Abstract Issue

Volume 12 Issue 4 ( October-December ) 2023

Original Articles

Evaluation of Intraoperative Findings Among Patients Undergoing Laparoscopic Cholecystectomy at a Tertiary Care Hospital
Aavishkar Anand, Radha Govind Khandelwal, Ravi Khandal, Neeraj Damor

Background:Laparoscopic cholecystectomy (LC) represents a significant change in the management of gallbladder disease, and it is the most commonly performed operation of the digestive tract. It is considered as the gold standard treatment for cholelithiasis. The present study was conducted for assessing intraoperative findings among patients undergoing laparoscopic cholecystectomy. Materials &Methods:The present study was conducted for assessing intraoperative findings among patients undergoing laparoscopic cholecystectomy. 100 cases for laparoscopic cholecystectomy were taken.
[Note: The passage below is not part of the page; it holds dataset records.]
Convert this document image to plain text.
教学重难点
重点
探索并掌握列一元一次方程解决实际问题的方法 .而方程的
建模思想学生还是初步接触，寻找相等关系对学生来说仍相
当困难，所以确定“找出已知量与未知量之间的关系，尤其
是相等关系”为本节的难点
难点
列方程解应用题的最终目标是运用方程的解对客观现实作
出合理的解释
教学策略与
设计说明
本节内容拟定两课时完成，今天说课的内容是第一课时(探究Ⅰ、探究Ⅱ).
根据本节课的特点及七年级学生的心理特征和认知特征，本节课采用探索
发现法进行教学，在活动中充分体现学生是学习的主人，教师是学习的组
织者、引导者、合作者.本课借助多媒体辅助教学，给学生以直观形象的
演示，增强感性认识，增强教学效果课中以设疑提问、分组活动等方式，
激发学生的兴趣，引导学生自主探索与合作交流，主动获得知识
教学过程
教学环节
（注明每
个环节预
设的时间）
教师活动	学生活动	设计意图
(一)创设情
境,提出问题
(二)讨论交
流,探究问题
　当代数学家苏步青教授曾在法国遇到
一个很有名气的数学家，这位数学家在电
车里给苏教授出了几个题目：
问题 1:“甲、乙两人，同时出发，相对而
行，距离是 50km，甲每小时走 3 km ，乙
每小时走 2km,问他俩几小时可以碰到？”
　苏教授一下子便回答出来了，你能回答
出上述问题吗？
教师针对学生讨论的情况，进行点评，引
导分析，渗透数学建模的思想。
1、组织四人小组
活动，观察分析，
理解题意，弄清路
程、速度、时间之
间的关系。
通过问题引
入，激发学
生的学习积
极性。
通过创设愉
During the surgery, after the insertion of first 10-mm-trocar, a general abdominal exploration with a laparoscope was done and initial view of the gall bladder was photographed once the gall bladder was visualized. The operating surgeon then self-graded the ‘initial view’ of gall bladder intra-operatively. Intraoperative findings were recorded separately. All the results were recorded and analyzed using SPSS software. Results:In our study in 37 (37%) cases gall bladder was aspirated, 32 (32%) cases had adhesions to gall bladder, 17 (17%) cases had intraoperative bile spillage, 3 (3%) patients underwent partial cholecystectomy, abnormal anatomy of gall bladder was found in 2 (2%) cases. No cases were converted to open surgery. No cases had intra-operative cholangiogram.In our study titanium clips were used in 97 % of patients for cystic duct and artery clipping. Suture was used in 2 (%) patients, endoloop in one patient, Hem-o-lok in 3 (3%) patients. Out of 100 patients 7 (7%) patients were taken for cholecystectomy after ERCP for Common Bile Duct stones .4 (4%) patients were operated on after treating acute pancreatitis. Conclusion:Knowledge of incidence/ occurrence of various intraoperative findings and events helps surgeons to make necessary preoperative preparations to decrease the morbidity associated with laparoscopic cholecystectomy.